Nun hat die Ständige Wissenschaftliche Kommission der Kultusministerkonferenz auf diesen Missstand reagiert. Sie hat diverse Studien und Befragungen analysiert und daraus sieben Empfehlungen an die Kultusministerinnen abgeleitet. Die Stellungnahme Demokratiebildung als Auftrag der Schule liegt ZEIT ONLINE vor.  

Was messbar ist, muss gemessen werden

Wie gut Schülerinnen rechnen und schreiben können, wird regelmäßig gemessen. Dazu gibt es nationale und internationale Vergleichsstudien. Über die Kompetenzen der Schüler in politischer Bildung und Geschichte weiß man hingegen nur wenig. Es gibt keine bundesweiten Bildungsstandards für unterschiedliche Klassenstufen wie in Mathe und Deutsch. Politik wird in den Bundesländern mal allein, mal gemeinsam mit anderen Fächern und noch dazu oft viel zu spät und mit nur wenigen Stunden unterrichtet. Geschichte kommt immerhin verlässlicher vor.

Die Kommission empfiehlt daher, dass die Länder sich auf gemeinsame Standards verständigen. Gemessen werden kann nicht nur, was eine Schülerin über den Bundestag und den Bundesrat weiß, sondern auch, ob sie sich Informationen im Internet beschaffen und diese angemessen bewerten kann. Kennt sie Strategien, um Fake-News zu identifizieren und mit Hatespeech umzugehen? Monika Oberle ist Professorin für die Didaktik der Politischen Bildung an der Universität Frankfurt und war beteiligt an den Empfehlungen. Sie sagt, auch die politische Urteils- und Handlungsfähigkeit können Lehrkräfte prüfen – also etwa, wie ein Schüler seine Position zum Ausdruck bringen und begründen kann. 

Früh übt sich besser

Politische Bildung wird in den meisten Bundesländern viel zu spät unterrichtet. In der 5. und 6. Klasse kommt sie fast gar nicht vor, je nach Bundesland und Schulform steht sie sogar erst ab der 9. Klasse auf dem Stundenplan und kann in der Oberstufe womöglich schon wieder abgewählt werden.  

Geht es nach den Wissenschaftlern, sollten Geschichte und Politik bereits in der Grundschule verlässlicher behandelt werden. Dort sind politische und historische Bildung als Teil des Sachunterrichts vorgesehen, kommen in der Praxis aber oftmals zu kurz. Viele Lehrkräfte glaubten noch immer, Grundschulkinder seien zu klein für Politik, sagt Oberle.   

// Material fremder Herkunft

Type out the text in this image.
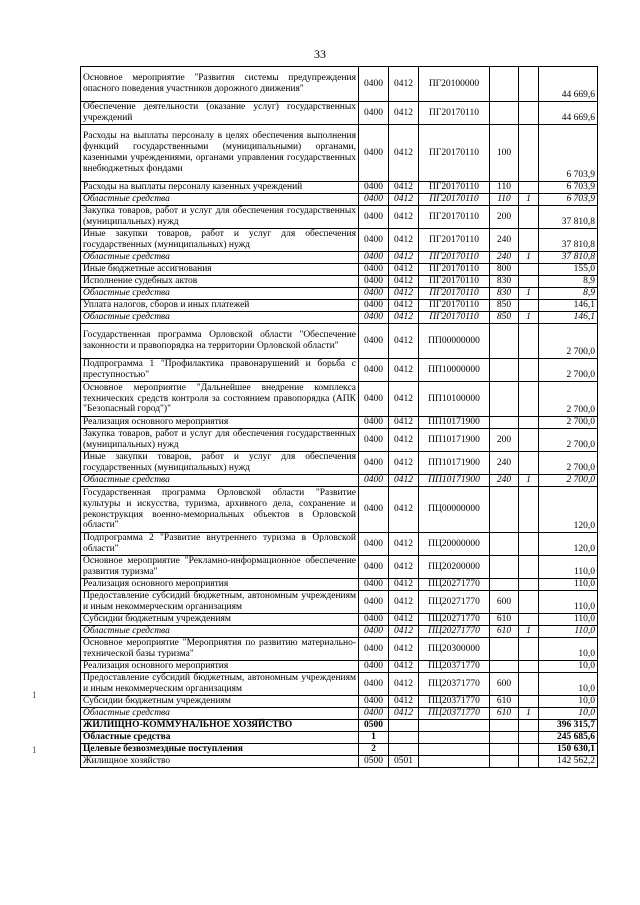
33
Основное мероприятие "Развития системы предупреждения опасного поведения участников дорожного движения"	0400	0412	ПГ20100000			44 669,6
Обеспечение деятельности (оказание услуг) государственных учреждений	0400	0412	ПГ20170110			44 669,6
Расходы на выплаты персоналу в целях обеспечения выполнения функций государственными (муниципальными) органами, казенными учреждениями, органами управления государственных внебюджетных фондами	0400	0412	ПГ20170110	100		6 703,9
Расходы на выплаты персоналу казенных учреждений	0400	0412	ПГ20170110	110		6 703,9
Областные средства	0400	0412	ПГ20170110	110	1	6 703,9
Закупка товаров, работ и услуг для обеспечения государственных (муниципальных) нужд	0400	0412	ПГ20170110	200		37 810,8
Иные закупки товаров, работ и услуг для обеспечения государственных (муниципальных) нужд	0400	0412	ПГ20170110	240		37 810,8
Областные средства	0400	0412	ПГ20170110	240	1	37 810,8
Иные бюджетные ассигнования	0400	0412	ПГ20170110	800		155,0
Исполнение судебных актов	0400	0412	ПГ20170110	830		8,9
Областные средства	0400	0412	ПГ20170110	830	1	8,9
Уплата налогов, сборов и иных платежей	0400	0412	ПГ20170110	850		146,1
Областные средства	0400	0412	ПГ20170110	850	1	146,1
Государственная программа Орловской области "Обеспечение законности и правопорядка на территории Орловской области"	0400	0412	ПП00000000			2 700,0
Подпрограмма 1 "Профилактика правонарушений и борьба с преступностью"	0400	0412	ПП10000000			2 700,0
Основное мероприятие "Дальнейшее внедрение комплекса технических средств контроля за состоянием правопорядка (АПК "Безопасный город")"	0400	0412	ПП10100000			2 700,0
Реализация основного мероприятия	0400	0412	ПП10171900			2 700,0
Закупка товаров, работ и услуг для обеспечения государственных (муниципальных) нужд	0400	0412	ПП10171900	200		2 700,0
Иные закупки товаров, работ и услуг для обеспечения государственных (муниципальных) нужд	0400	0412	ПП10171900	240		2 700,0
Областные средства	0400	0412	ПП10171900	240	1	2 700,0
Государственная программа Орловской области "Развитие культуры и искусства, туризма, архивного дела, сохранение и реконструкция военно-мемориальных объектов в Орловской области"	0400	0412	ПЦ00000000			120,0
Подпрограмма 2 "Развитие внутреннего туризма в Орловской области"	0400	0412	ПЦ20000000			120,0
Основное мероприятие "Рекламно-информационное обеспечение развития туризма"	0400	0412	ПЦ20200000			110,0
Реализация основного мероприятия	0400	0412	ПЦ20271770			110,0
Предоставление субсидий бюджетным, автономным учреждениям и иным некоммерческим организациям	0400	0412	ПЦ20271770	600		110,0
Субсидии бюджетным учреждениям	0400	0412	ПЦ20271770	610		110,0
Областные средства	0400	0412	ПЦ20271770	610	1	110,0
Основное мероприятие "Мероприятия по развитию материально-технической базы туризма"	0400	0412	ПЦ20300000			10,0
Реализация основного мероприятия	0400	0412	ПЦ20371770			10,0
Предоставление субсидий бюджетным, автономным учреждениям и иным некоммерческим организациям	0400	0412	ПЦ20371770	600		10,0
Субсидии бюджетным учреждениям	0400	0412	ПЦ20371770	610		10,0
Областные средства	0400	0412	ПЦ20371770	610	1	10,0
ЖИЛИЩНО-КОММУНАЛЬНОЕ ХОЗЯЙСТВО	0500					396 315,7
Областные средства	1					245 685,6
Целевые безвозмездные поступления	2					150 630,1
Жилищное хозяйство	0500	0501				142 562,2
1
1
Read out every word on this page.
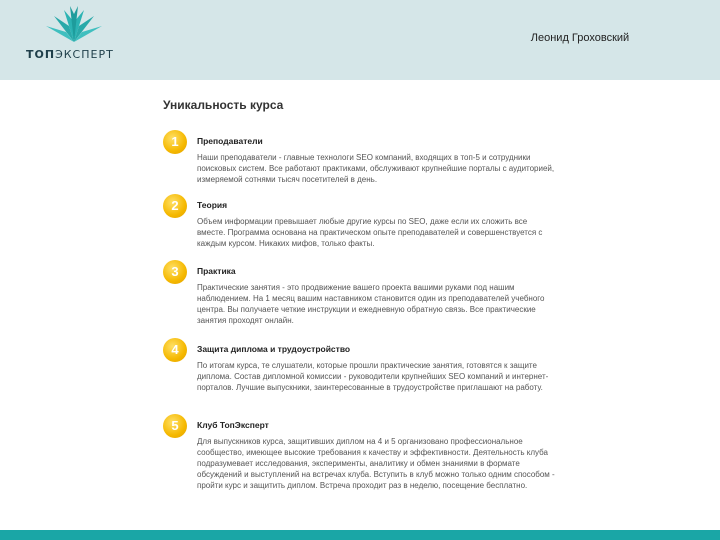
ТОПЭКСПЕРТ
Леонид Гроховский
Уникальность курса
1	Преподаватели
Наши преподаватели - главные технологи SEO компаний, входящих в топ-5 и сотрудники поисковых систем. Все работают практиками, обслуживают крупнейшие порталы с аудиторией, измеряемой сотнями тысяч посетителей в день.
2	Теория
Объем информации превышает любые другие курсы по SEO, даже если их сложить все вместе. Программа основана на практическом опыте преподавателей и совершенствуется с каждым курсом. Никаких мифов, только факты.
3	Практика
Практические занятия - это продвижение вашего проекта вашими руками под нашим наблюдением. На 1 месяц вашим наставником становится один из преподавателей учебного центра. Вы получаете четкие инструкции и ежедневную обратную связь. Все практические занятия проходят онлайн.
4	Защита диплома и трудоустройство
По итогам курса, те слушатели, которые прошли практические занятия, готовятся к защите диплома. Состав дипломной комиссии - руководители крупнейших SEO компаний и интернет-порталов. Лучшие выпускники, заинтересованные в трудоустройстве приглашают на работу.
5	Клуб ТопЭксперт
Для выпускников курса, защитивших диплом на 4 и 5 организовано профессиональное сообщество, имеющее высокие требования к качеству и эффективности. Деятельность клуба подразумевает исследования, эксперименты, аналитику и обмен знаниями в формате обсуждений и выступлений на встречах клуба. Вступить в клуб можно только одним способом - пройти курс и защитить диплом. Встреча проходит раз в неделю, посещение бесплатно.
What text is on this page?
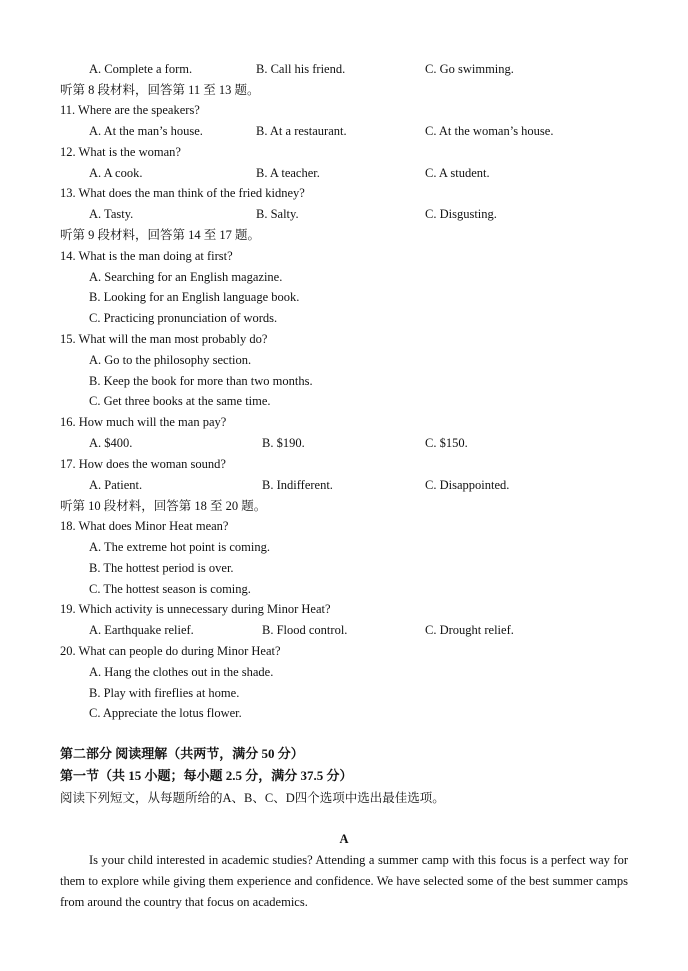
A. Complete a form.	B. Call his friend.	C. Go swimming.
听第 8 段材料，回答第 11 至 13 题。
11. Where are the speakers?
A. At the man’s house.	B. At a restaurant.	C. At the woman’s house.
12. What is the woman?
A. A cook.	B. A teacher.	C. A student.
13. What does the man think of the fried kidney?
A. Tasty.	B. Salty.	C. Disgusting.
听第 9 段材料，回答第 14 至 17 题。
14. What is the man doing at first?
A. Searching for an English magazine.
B. Looking for an English language book.
C. Practicing pronunciation of words.
15. What will the man most probably do?
A. Go to the philosophy section.
B. Keep the book for more than two months.
C. Get three books at the same time.
16. How much will the man pay?
A. $400.	B. $190.	C. $150.
17. How does the woman sound?
A. Patient.	B. Indifferent.	C. Disappointed.
听第 10 段材料，回答第 18 至 20 题。
18. What does Minor Heat mean?
A. The extreme hot point is coming.
B. The hottest period is over.
C. The hottest season is coming.
19. Which activity is unnecessary during Minor Heat?
A. Earthquake relief.	B. Flood control.	C. Drought relief.
20. What can people do during Minor Heat?
A. Hang the clothes out in the shade.
B. Play with fireflies at home.
C. Appreciate the lotus flower.
第二部分 阅读理解（共两节，满分 50 分）
第一节（共 15 小题；每小题 2.5 分，满分 37.5 分）
阅读下列短文，从每题所给的A、B、C、D四个选项中选出最佳选项。
A
Is your child interested in academic studies? Attending a summer camp with this focus is a perfect way for them to explore while giving them experience and confidence. We have selected some of the best summer camps from around the country that focus on academics.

Dabei gebe es zahlreiche empirische Befunde, die das Gegenteil belegen. Ein Beispiel dafür sei ein speziell für Viertklässler entwickeltes Planspiel, dessen Wirkungen systematisch begleitend beforscht wurden. Die Kinder simulieren darin den Rat der EU und müssen Mehrheitsentscheidungen finden, zum Beispiel zum Umgang mit Plastikmüll oder mit Hatespeech. Sie einigen sich auf Regeln und wie verbindlich die sein sollen. Die Kinder würden dabei lernen: Es gibt eine Vielzahl von Interessen, und ich muss unterschiedliche Meinungen aushalten. Kompromisse sind wichtig, aber schwer auszuhandeln. Und ich kann mitreden und werde ernst genommen. Oberle sagt, es sei wichtig, an die Lebenswelten der Kinder anzuknüpfen, aber nicht, sich darauf zu beschränken.

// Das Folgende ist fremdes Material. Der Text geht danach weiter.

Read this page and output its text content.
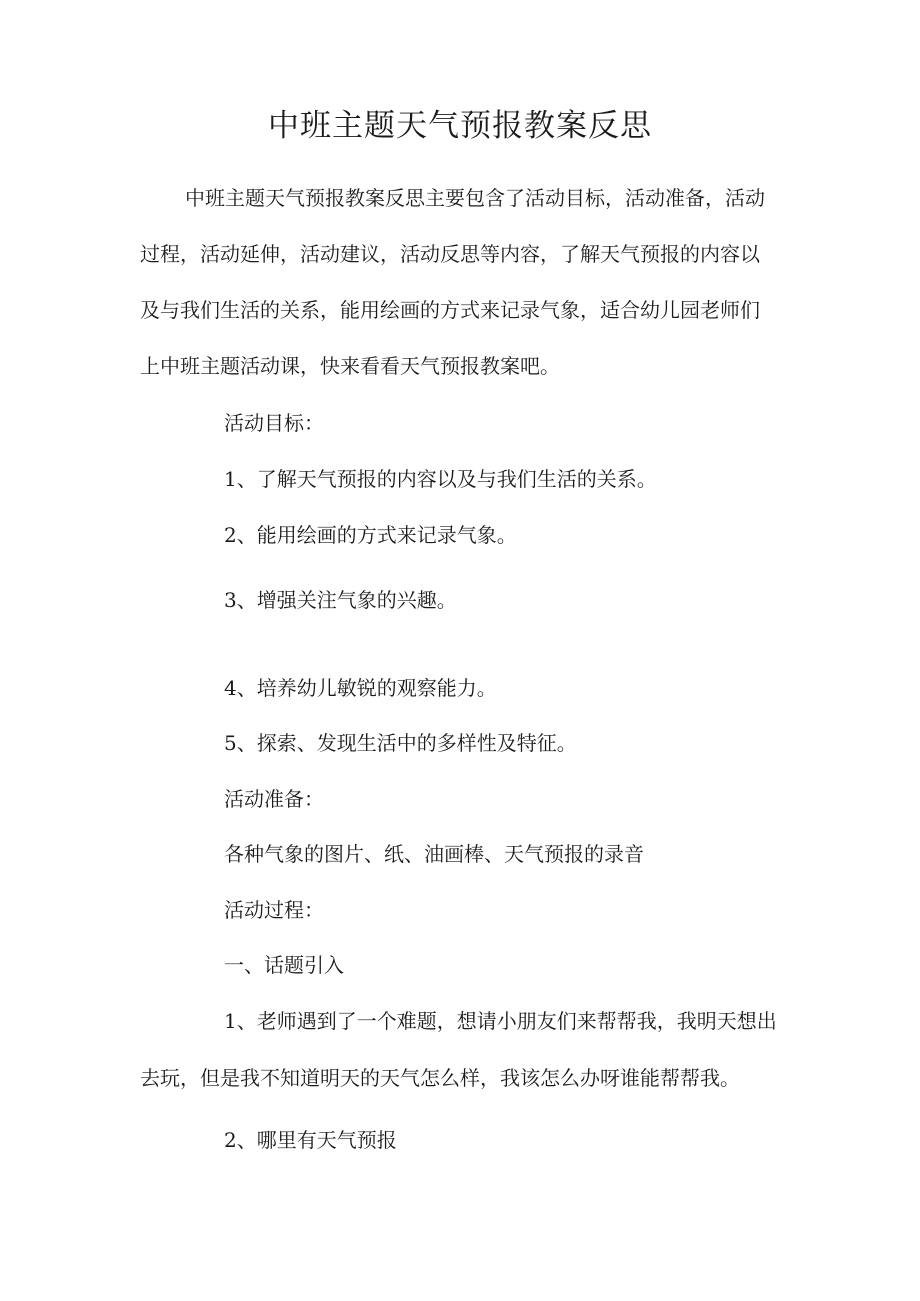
中班主题天气预报教案反思
中班主题天气预报教案反思主要包含了活动目标，活动准备，活动
过程，活动延伸，活动建议，活动反思等内容，了解天气预报的内容以
及与我们生活的关系，能用绘画的方式来记录气象，适合幼儿园老师们
上中班主题活动课，快来看看天气预报教案吧。
活动目标：
1、了解天气预报的内容以及与我们生活的关系。
2、能用绘画的方式来记录气象。
3、增强关注气象的兴趣。
4、培养幼儿敏锐的观察能力。
5、探索、发现生活中的多样性及特征。
活动准备：
各种气象的图片、纸、油画棒、天气预报的录音
活动过程：
一、话题引入
1、老师遇到了一个难题，想请小朋友们来帮帮我，我明天想出
去玩，但是我不知道明天的天气怎么样，我该怎么办呀谁能帮帮我。
2、哪里有天气预报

Mehr Diskurs, mehr Lebenswelt im Fachunterricht

Jugendliche lernen am besten, wenn sie feststellen, dass sie etwas bewegen können. Diverse Studien belegen das, es gilt nicht nur für Grundschüler. Viele Lehrpläne gingen an der Realität vieler Schülerinnen und Schüler vorbei. Aktuelle Themen wie der Klimawandel kommen selten vor. Heikle Themen wie der Nahostkonflikt werden von Lehrerinnen und Lehrern noch zu oft gemieden. Geschichtslehrkräfte arbeiten sich zu starr durch die Chronik von Ereignissen, statt Schüler eigenständig Hypothesen formulieren zu lassen, Nachfragen und Darstellungen in eigenen Worten zu üben. Auch die unterschiedlichen Biografien der Schüler mit Migrationshintergrund werden im Geschichtsunterricht noch zu selten berücksichtigt. Zu selten würden Themen transnational vermittelt, also beispielsweise die Entwicklung der Menschenrechte in verschiedenen Ländern.